Un milliard de personnes sont mal logées ou sont sans abris à cause des grands investissements du capital financier et immobilier, des discriminations sociales, économiques et raciales, des guerres et des désastres naturels. Ce nombre au lieu de baisser de 100 millions d'ici le 2015 comme prévu par l'objectif n. 7 des Millennium Development Goals (MDG), augmentera de 700 millions d'ici le 2020 à cause des règles néolibérales édictées par le FMI et la Banque Mondiale qui imposent des coupes sur les secteurs sociaux quand ils ne sont pas privatisés. En effet, souvent les expulsions sont motivées par les grands investissements des pays riches, du FMI, de la Banque Mondiale pour la construction de routes, de chemins de fer, de services, d'ouvrages touristiques, de centres commerciaux. etc. Rarement il s'agit de nécessités primaires des populations locales, ce sont plutôt des moyens qui s'inscrivent dans les politiques de payement de la dette extérieure. Et, souvent, les gouvernements des pays pauvres refusent les propositions des associations d'habitants pour des politiques d'habitat et urbaines respectueuses des droits parce qu'ils allouent les ressources du pays au payement de la dette extérieure qui est estimée, actuellement à 2.597 milliards USD dont 523 milliards concernant les pays les plus pauvres.

Pour améliorer les conditions d'habitation de 100 millions de personnes des bidonvilles il faut quelques 92,4 milliards USD, à-peu-près l 3,5% de la dette, alors que pour loger un milliard de sans-abri et mal logés il suffit environ 924 milliards USD, soit 35% de la dette totale.

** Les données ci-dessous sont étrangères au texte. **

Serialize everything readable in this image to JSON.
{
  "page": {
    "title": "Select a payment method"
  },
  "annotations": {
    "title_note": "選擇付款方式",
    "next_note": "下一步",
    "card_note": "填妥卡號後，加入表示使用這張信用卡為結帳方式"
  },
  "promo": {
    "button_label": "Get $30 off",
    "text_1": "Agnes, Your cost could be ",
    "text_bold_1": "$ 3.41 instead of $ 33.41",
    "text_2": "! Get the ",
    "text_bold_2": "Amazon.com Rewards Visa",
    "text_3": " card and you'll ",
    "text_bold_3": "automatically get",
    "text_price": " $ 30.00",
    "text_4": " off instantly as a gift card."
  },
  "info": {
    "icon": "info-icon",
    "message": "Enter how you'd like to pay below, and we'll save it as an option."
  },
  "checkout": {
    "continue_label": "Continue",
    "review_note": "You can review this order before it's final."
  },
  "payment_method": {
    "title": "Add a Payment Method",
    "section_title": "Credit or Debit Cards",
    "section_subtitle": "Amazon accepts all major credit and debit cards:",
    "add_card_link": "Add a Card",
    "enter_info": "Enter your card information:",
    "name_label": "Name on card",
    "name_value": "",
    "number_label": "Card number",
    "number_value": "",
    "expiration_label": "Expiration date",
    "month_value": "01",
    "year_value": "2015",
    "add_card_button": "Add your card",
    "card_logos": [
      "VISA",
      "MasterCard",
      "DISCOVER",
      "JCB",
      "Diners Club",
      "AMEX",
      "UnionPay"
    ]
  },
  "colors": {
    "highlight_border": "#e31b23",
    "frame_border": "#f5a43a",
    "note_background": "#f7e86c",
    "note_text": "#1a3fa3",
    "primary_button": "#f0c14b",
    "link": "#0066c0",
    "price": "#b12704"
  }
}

Donc nous soutenons les batailles de la Campagne Expulsions zéro et nous demandons avec force :

Aux pays riches, FMI, Banque Mondiale:
  • Effacer tout de suite la dette et reporter rapidement l'aide publique à la coopération au développement au 0,7% du PIB, pour permettre aux pays pauvres de respecter le Pacte International sur les Droits Économiques, Sociaux et Culturels (PIDESC) en commençant par les MDG, en particulier de l'Objectif n.7, cible 11.
  • Bloquer quelconque investissement dans les pays pauvres si leurs effets violent le PIDESC, en particulier s'ils violent le droit au logement établi par l'art. 11.

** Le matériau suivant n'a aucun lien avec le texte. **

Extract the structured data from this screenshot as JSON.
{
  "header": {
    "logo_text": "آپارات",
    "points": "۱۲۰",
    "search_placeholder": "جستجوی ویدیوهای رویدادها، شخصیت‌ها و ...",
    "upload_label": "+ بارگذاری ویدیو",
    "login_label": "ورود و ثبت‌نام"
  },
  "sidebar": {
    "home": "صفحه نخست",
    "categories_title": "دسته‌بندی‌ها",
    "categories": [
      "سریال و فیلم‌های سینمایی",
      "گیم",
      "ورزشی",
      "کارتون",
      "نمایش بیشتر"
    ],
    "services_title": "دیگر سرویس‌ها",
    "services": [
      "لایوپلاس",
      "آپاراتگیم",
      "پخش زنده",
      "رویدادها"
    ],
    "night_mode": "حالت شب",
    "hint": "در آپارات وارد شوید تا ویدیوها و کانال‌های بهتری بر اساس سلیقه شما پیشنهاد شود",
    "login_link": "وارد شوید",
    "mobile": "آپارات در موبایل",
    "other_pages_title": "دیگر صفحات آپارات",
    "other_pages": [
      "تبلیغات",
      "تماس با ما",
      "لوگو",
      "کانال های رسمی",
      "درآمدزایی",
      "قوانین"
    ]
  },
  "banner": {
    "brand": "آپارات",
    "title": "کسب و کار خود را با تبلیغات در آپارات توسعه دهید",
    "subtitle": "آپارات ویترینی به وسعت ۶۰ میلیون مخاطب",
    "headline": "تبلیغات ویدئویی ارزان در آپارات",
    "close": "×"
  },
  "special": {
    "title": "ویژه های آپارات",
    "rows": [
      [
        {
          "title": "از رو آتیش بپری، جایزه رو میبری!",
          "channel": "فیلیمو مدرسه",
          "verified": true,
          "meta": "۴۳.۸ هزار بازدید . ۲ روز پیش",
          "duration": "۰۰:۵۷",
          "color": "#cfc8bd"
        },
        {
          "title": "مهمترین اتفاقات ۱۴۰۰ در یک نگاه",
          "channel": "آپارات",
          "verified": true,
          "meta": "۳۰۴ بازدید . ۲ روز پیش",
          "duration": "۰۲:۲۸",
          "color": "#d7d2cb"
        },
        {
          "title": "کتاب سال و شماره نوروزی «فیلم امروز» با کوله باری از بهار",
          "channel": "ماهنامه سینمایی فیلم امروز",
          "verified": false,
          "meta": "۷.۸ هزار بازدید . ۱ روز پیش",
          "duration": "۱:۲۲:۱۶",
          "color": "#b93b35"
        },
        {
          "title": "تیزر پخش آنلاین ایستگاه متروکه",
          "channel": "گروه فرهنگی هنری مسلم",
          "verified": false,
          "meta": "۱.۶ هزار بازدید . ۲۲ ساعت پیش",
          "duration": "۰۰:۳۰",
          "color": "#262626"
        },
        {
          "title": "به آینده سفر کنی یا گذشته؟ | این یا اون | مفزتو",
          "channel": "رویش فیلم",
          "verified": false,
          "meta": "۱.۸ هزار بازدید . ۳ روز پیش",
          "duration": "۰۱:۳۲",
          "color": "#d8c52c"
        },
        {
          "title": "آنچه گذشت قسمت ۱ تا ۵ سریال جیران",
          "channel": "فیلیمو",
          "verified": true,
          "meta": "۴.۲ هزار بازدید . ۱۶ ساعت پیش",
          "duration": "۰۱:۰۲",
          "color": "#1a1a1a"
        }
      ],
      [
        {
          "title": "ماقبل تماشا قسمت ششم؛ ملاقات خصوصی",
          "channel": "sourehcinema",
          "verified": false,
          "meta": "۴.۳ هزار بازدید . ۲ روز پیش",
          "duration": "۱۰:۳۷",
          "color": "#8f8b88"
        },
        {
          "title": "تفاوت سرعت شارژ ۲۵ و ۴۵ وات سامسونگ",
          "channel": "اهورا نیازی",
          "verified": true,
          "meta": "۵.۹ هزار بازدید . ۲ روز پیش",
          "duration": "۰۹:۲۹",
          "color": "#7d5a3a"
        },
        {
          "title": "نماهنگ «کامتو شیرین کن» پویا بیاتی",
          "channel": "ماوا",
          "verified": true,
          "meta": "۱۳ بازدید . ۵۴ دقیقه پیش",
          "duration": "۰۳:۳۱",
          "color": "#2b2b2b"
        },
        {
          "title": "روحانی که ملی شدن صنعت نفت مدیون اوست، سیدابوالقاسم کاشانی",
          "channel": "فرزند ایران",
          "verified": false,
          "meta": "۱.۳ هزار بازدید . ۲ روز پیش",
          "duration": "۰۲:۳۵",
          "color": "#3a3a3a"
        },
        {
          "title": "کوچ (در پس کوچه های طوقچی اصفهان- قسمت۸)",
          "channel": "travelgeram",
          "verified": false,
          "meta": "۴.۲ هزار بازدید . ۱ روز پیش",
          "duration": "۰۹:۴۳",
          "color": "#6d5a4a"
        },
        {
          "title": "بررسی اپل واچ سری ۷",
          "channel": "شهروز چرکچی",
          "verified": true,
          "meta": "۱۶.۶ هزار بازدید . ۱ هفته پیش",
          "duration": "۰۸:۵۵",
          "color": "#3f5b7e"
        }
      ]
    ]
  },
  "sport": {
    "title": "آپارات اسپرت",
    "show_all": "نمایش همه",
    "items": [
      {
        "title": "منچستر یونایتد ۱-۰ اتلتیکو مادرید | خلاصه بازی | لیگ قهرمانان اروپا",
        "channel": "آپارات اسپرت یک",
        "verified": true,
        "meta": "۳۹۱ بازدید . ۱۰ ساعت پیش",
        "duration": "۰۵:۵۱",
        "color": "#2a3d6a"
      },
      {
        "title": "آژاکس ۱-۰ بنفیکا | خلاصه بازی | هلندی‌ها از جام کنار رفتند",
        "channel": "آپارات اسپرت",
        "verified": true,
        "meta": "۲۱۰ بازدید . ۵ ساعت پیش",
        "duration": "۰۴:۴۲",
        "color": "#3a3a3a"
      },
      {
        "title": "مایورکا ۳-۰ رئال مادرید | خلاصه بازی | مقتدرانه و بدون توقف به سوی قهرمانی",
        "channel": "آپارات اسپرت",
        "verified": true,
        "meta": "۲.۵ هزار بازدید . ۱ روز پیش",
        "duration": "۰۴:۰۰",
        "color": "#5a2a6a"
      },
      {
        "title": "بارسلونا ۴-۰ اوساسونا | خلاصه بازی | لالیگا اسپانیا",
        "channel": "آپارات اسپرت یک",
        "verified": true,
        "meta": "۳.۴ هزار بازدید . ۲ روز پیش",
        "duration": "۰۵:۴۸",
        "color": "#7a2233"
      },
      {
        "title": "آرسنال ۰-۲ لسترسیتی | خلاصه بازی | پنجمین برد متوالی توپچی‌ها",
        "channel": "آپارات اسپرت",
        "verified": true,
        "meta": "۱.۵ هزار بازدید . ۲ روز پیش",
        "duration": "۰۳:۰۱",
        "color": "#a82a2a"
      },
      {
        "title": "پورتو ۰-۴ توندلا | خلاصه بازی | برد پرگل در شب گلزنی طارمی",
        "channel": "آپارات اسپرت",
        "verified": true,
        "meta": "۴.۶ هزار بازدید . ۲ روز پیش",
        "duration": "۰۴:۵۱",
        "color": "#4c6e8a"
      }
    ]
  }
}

Aux pays pauvres et aux pouvoirs locaux :
  • Canaliser les ressources libérées du payement de la dette et de l'aide au développement dans des Fonds Populaires contrôlés par toutes les parties intéressées, habitants et société civile organisée compris, avec des mécanismes clairs pour en garantir la transparence.
  • Destiner prioritairement ces ressources-là aux Fonds Populaires pour la Terre et le Logement au soutien de politiques d'habitation et sociales publiques pour tout de suite améliorer les conditions d'habitation de 100 millions de personnes des bidonvilles
  • Orienter ces fonds aussi pour permettre aux habitants des bidonvilles l'accès aux services sociaux de base (eau, électricité, santé, éducation etc.)
  • Respecter les obligations du PIDESC en bloquant prioritairement toutes les démolitions et les expulsions forcées, en développant des politiques d'habitat et urbaines qui respectent le droit au logement et le droit à la ville pour toutes les personnes (sécurité du logement, aménagement et réhabilitation urbanistique participée, accès aux services publics de baser etc.).


À UN - Habitat :
  • Établir une instance de concertation entre les gouvernements des pays pauvres et ceux des pays riches, les représentants reconnus des bidonvilles, les réseaux internationaux, les ong et les pouvoirs locaux, pour favoriser la sécurité du logement, la constitution des Fonds Populaires pour la Terre et le Logement, la réforme et la redistribution de la terre et l'accès aux services publics de base.